The core of CCA is the Confucius Orchestrator, a minimal yet extensible execution loop (Algorithm 1) that repeatedly invokes the LLM, interprets its outputs, and coordinates tool use. It supports two modes of interaction with the LLM: native tool-use APIs (e.g., structured JSON) for advanced models and XML-style tag parsing (e.g., <bash>...</bash><bash>...</bash>) for others, ensuring broad model compatibility. Iteration control is bounded by a maximum limit but primarily agent-driven: the orchestrator interprets the agent's non-emission of actions as a completion signal, or extensions can explicitly request continuation (e.g., Bash extension raising an interrupt after command execution).

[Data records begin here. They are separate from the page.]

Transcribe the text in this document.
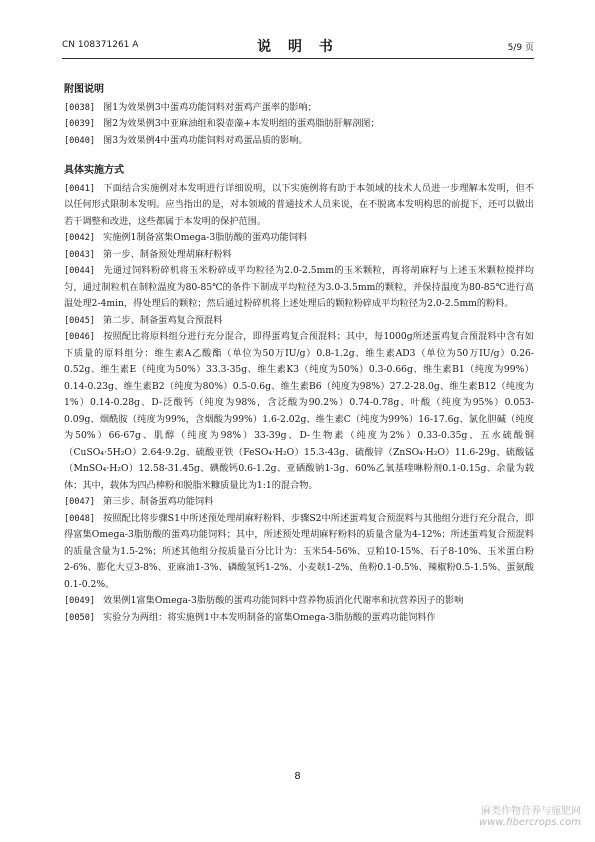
CN 108371261 A	说 明 书	5/9 页
附图说明

[0038] 图1为效果例3中蛋鸡功能饲料对蛋鸡产蛋率的影响；

[0039] 图2为效果例3中亚麻油组和裂壶藻+本发明组的蛋鸡脂肪肝解剖图；

[0040] 图3为效果例4中蛋鸡功能饲料对鸡蛋品质的影响。

具体实施方式

[0041] 下面结合实施例对本发明进行详细说明，以下实施例将有助于本领域的技术人员进一步理解本发明，但不以任何形式限制本发明。应当指出的是，对本领域的普通技术人员来说，在不脱离本发明构思的前提下，还可以做出若干调整和改进，这些都属于本发明的保护范围。

[0042] 实施例1制备富集Omega-3脂肪酸的蛋鸡功能饲料

[0043] 第一步、制备预处理胡麻籽粉料

[0044] 先通过饲料粉碎机将玉米粉碎成平均粒径为2.0-2.5mm的玉米颗粒，再将胡麻籽与上述玉米颗粒搅拌均匀，通过制粒机在制粒温度为80-85℃的条件下制成平均粒径为3.0-3.5mm的颗粒，并保持温度为80-85℃进行高温处理2-4min，得处理后的颗粒；然后通过粉碎机将上述处理后的颗粒粉碎成平均粒径为2.0-2.5mm的粉料。

[0045] 第二步、制备蛋鸡复合预混料

[0046] 按照配比将原料组分进行充分混合，即得蛋鸡复合预混料；其中，每1000g所述蛋鸡复合预混料中含有如下质量的原料组分：维生素A乙酸酯（单位为50万IU/g）0.8-1.2g、维生素AD3（单位为50万IU/g）0.26-0.52g、维生素E（纯度为50%）33.3-35g、维生素K3（纯度为50%）0.3-0.66g、维生素B1（纯度为99%）0.14-0.23g、维生素B2（纯度为80%）0.5-0.6g、维生素B6（纯度为98%）27.2-28.0g、维生素B12（纯度为1%）0.14-0.28g、D-泛酸钙（纯度为98%，含泛酸为90.2%）0.74-0.78g、叶酸（纯度为95%）0.053-0.09g、烟酰胺（纯度为99%，含烟酸为99%）1.6-2.02g、维生素C（纯度为99%）16-17.6g、氯化胆碱（纯度为50%）66-67g、肌醇（纯度为98%）33-39g、D-生物素（纯度为2%）0.33-0.35g、五水硫酸铜（CuSO₄·5H₂O）2.64-9.2g、硫酸亚铁（FeSO₄·H₂O）15.3-43g、硫酸锌（ZnSO₄·H₂O）11.6-29g、硫酸锰（MnSO₄·H₂O）12.58-31.45g、碘酸钙0.6-1.2g、亚硒酸钠1-3g、60%乙氧基喹啉粉剂0.1-0.15g、余量为载体；其中，载体为四凸棒粉和脱脂米糠质量比为1:1的混合物。

[0047] 第三步、制备蛋鸡功能饲料

[0048] 按照配比将步骤S1中所述预处理胡麻籽粉料、步骤S2中所述蛋鸡复合预混料与其他组分进行充分混合，即得富集Omega-3脂肪酸的蛋鸡功能饲料；其中，所述预处理胡麻籽粉料的质量含量为4-12%；所述蛋鸡复合预混料的质量含量为1.5-2%；所述其他组分按质量百分比计为：玉米54-56%、豆粕10-15%、石子8-10%、玉米蛋白粉2-6%、膨化大豆3-8%、亚麻油1-3%、磷酸氢钙1-2%、小麦麸1-2%、鱼粉0.1-0.5%、辣椒粉0.5-1.5%、蛋氨酸0.1-0.2%。

[0049] 效果例1富集Omega-3脂肪酸的蛋鸡功能饲料中营养物质消化代谢率和抗营养因子的影响

[0050] 实验分为两组：将实施例1中本发明制备的富集Omega-3脂肪酸的蛋鸡功能饲料作

8
麻类作物营养与施肥网
www.fibercrops.com
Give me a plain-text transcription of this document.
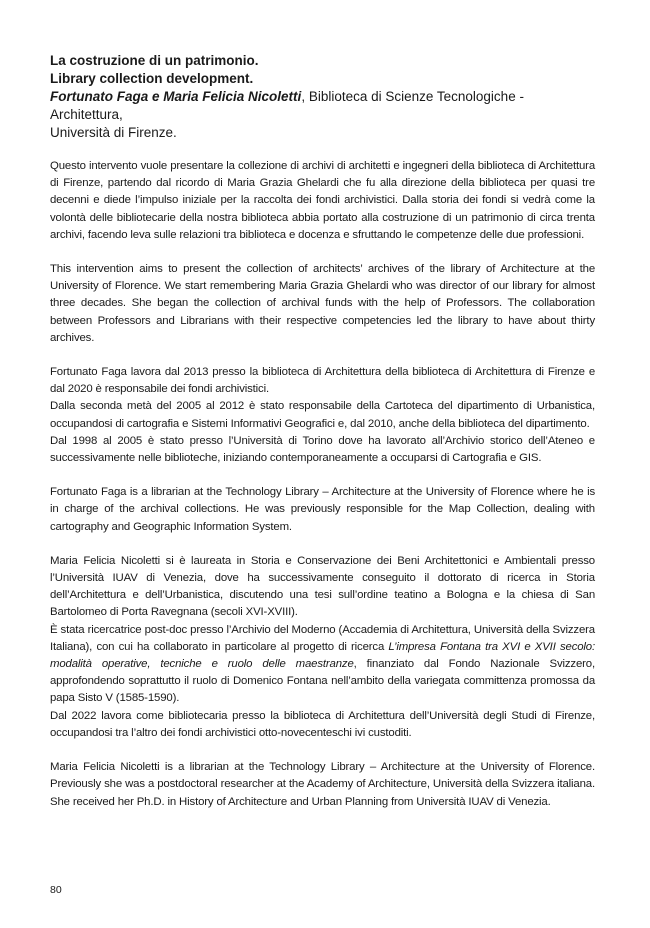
La costruzione di un patrimonio.
Library collection development.
Fortunato Faga e Maria Felicia Nicoletti, Biblioteca di Scienze Tecnologiche - Architettura,
Università di Firenze.

Questo intervento vuole presentare la collezione di archivi di architetti e ingegneri della biblioteca di Architettura di Firenze, partendo dal ricordo di Maria Grazia Ghelardi che fu alla direzione della biblioteca per quasi tre decenni e diede l’impulso iniziale per la raccolta dei fondi archivistici. Dalla storia dei fondi si vedrà come la volontà delle bibliotecarie della nostra biblioteca abbia portato alla costruzione di un patrimonio di circa trenta archivi, facendo leva sulle relazioni tra biblioteca e docenza e sfruttando le competenze delle due professioni.

This intervention aims to present the collection of architects’ archives of the library of Architecture at the University of Florence. We start remembering Maria Grazia Ghelardi who was director of our library for almost three decades. She began the collection of archival funds with the help of Professors. The collaboration between Professors and Librarians with their respective competencies led the library to have about thirty archives.

Fortunato Faga lavora dal 2013 presso la biblioteca di Architettura della biblioteca di Architettura di Firenze e dal 2020 è responsabile dei fondi archivistici.
Dalla seconda metà del 2005 al 2012 è stato responsabile della Cartoteca del dipartimento di Urbanistica, occupandosi di cartografia e Sistemi Informativi Geografici e, dal 2010, anche della biblioteca del dipartimento.
Dal 1998 al 2005 è stato presso l’Università di Torino dove ha lavorato all’Archivio storico dell’Ateneo e successivamente nelle biblioteche, iniziando contemporaneamente a occuparsi di Cartografia e GIS.

Fortunato Faga is a librarian at the Technology Library – Architecture at the University of Florence where he is in charge of the archival collections. He was previously responsible for the Map Collection, dealing with cartography and Geographic Information System.

Maria Felicia Nicoletti si è laureata in Storia e Conservazione dei Beni Architettonici e Ambientali presso l’Università IUAV di Venezia, dove ha successivamente conseguito il dottorato di ricerca in Storia dell’Architettura e dell’Urbanistica, discutendo una tesi sull’ordine teatino a Bologna e la chiesa di San Bartolomeo di Porta Ravegnana (secoli XVI-XVIII).
È stata ricercatrice post-doc presso l’Archivio del Moderno (Accademia di Architettura, Università della Svizzera Italiana), con cui ha collaborato in particolare al progetto di ricerca L’impresa Fontana tra XVI e XVII secolo: modalità operative, tecniche e ruolo delle maestranze, finanziato dal Fondo Nazionale Svizzero, approfondendo soprattutto il ruolo di Domenico Fontana nell’ambito della variegata committenza promossa da papa Sisto V (1585-1590).
Dal 2022 lavora come bibliotecaria presso la biblioteca di Architettura dell’Università degli Studi di Firenze, occupandosi tra l’altro dei fondi archivistici otto-novecenteschi ivi custoditi.

Maria Felicia Nicoletti is a librarian at the Technology Library – Architecture at the University of Florence. Previously she was a postdoctoral researcher at the Academy of Architecture, Università della Svizzera italiana. She received her Ph.D. in History of Architecture and Urban Planning from Università IUAV di Venezia.

80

The Confucius SDK also provides a full suite of developer tools to support the agent development cycle, including a Trace UI for visualizing call stacks, tool interactions, and memory flows; a Playground for interactive prompt refinement; an Eval UI for regression tests and benchmark evaluations; and centralized agent management for large-scale development, integration, deployment, and monitoring.

Experimental evaluation on SWE-Bench-Pro demonstrates CCA's strong performance, achieving a Resolve@1 of 54.3% with Claude Opus 4.5, exceeding prior research baselines and comparing favorably to commercial results under identical conditions. This performance underscores the paper's central argument that agent scaffolding, beyond just model capability, is a primary determinant of agent performance.